O engraçado é que, quanto mais mentia sobre o livro, mais satisfeito ficava com minhas enganações, e para não quebrar o encanto, protelava qualquer esforço no sentido de enfim realizá-lo, com receio que o produto final ficasse aquém das expectativas geradas, começando por mim. Era comum me pegar o imaginando, ciente que a fantasia em si já me bastava, um auto-proclamado Joyce precoce.
Mas os meses avançavam e comecei a temer que me transformassem em anedota. Ser engolido pelo cinismo dos demais seria demais para mim. Foi quando a providência veio em meu auxílio. O jornalista que pedira meu perfil, abrindo assim a caixa de Pandora para todo esse circo, teria uma nova coluna no caderno cultural do jornal de domingo e pretendia usar o espaço para apresentar a nova safra de escritores da cidade. Os novos – e não-tão-novos – que começavam a se destacar… E quem aparecia como escolha natural para a primeira matéria? Foi-me pedido uma amostra do lendário romance, uma prévia de duas laudas, que revelasse em primeira mão o que estava por vir.

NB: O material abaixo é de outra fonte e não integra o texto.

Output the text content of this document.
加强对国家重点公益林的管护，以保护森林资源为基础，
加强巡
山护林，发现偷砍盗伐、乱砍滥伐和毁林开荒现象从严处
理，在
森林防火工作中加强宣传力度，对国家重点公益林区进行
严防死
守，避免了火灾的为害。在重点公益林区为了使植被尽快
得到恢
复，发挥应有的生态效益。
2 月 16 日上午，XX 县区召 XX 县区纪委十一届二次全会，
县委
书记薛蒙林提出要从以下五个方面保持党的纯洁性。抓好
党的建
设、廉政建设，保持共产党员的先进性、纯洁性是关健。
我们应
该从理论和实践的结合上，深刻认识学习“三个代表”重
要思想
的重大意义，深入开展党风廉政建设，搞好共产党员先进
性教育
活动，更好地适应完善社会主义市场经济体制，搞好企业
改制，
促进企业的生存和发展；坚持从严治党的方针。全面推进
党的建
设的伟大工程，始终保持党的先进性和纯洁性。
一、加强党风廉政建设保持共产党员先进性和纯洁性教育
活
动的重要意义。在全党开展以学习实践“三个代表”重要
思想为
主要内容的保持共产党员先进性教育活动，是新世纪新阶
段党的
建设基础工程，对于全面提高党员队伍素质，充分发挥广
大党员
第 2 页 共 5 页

A felicidade que no primeiro momento se deu pela lisonja foi logo substituída por uma ansiedade sem precedentes. Não havia romance algum! Nem uma linha sequer! Apertado pelo prazo de cinco dias para enviar o material, apelei para aquilo que concretizava a farsa como um círculo perfeito: no desespero, comecei a parodiar um dos meus livros favoritos, As Cidades Invisíveis, de Calvino, numa apropriação sem-vergonha da história.
No lugar de Marco Polo em palestra com Kublai Khan sobre as fantásticas cidades de seus domínios, coloquei-me criança, a ouvir de meu avô, capitão de um barco por longos anos, sobre as diferentes e exóticas paisagens que ele conhecera em seu ofício. Preciso dizer, escrever isso foi estimulante. Mesmo sabendo que aquilo não passava de uma tapeação momentânea, enxergar as frases se seguirem, uma a uma, formando um todo completo e linear mexeu com meus brios, me atormentando com a ideia de que, afinal, poderia mesmo tentar algo maior e verdadeiro. Em anexo ao texto, escrevi que aquele seria um trecho do terceiro capítulo, onde o protagonista, sentindo-se perseguido por uma sombra como o duplo de Dostoiévski, se trancava em casa numa quarta-feira e começava a resgatar memórias da infância.
No dia que o jornal saiu, fui à banca do centro, comprei meu exemplar e retornei para casa, decidido a não falar com ninguém. Foi apenas na segunda que olhei meu e-mail e as mensagens no celular. Ah, a ignorância, tão abençoada… A abundância de elogios e palavras carinhosas me deixaram a princípio incrédulo: estão mesmo sendo sinceros? Não admitia como ninguém se punha a me desmascarar, citar o plágio, caluniar um trabalho que, de tão propalado no meio, devia já alimentar antipatia de muitos. Decidi esperar uma semana, mas nada ofensivo surgiu depois desses dias. Pelo contrário. A fama do livro inventado só crescia. A expectativa por algo soberbo era agora certa, diante do trecho divulgado.
Foi quando tive certeza. Definitivamente, precisaria elaborar melhor minhas descrições. Torná-las tão complexas e remissivas, que aos poucos as pessoas se dessem por satisfeitas e pensassem que não precisavam ler o livro em si. Que, igual a mim, só a ideia dele, tal como podia ser, já bastava para engrandecer a literatura local e alçá-la aos picos da excelência, tal como ela própria se enxergava.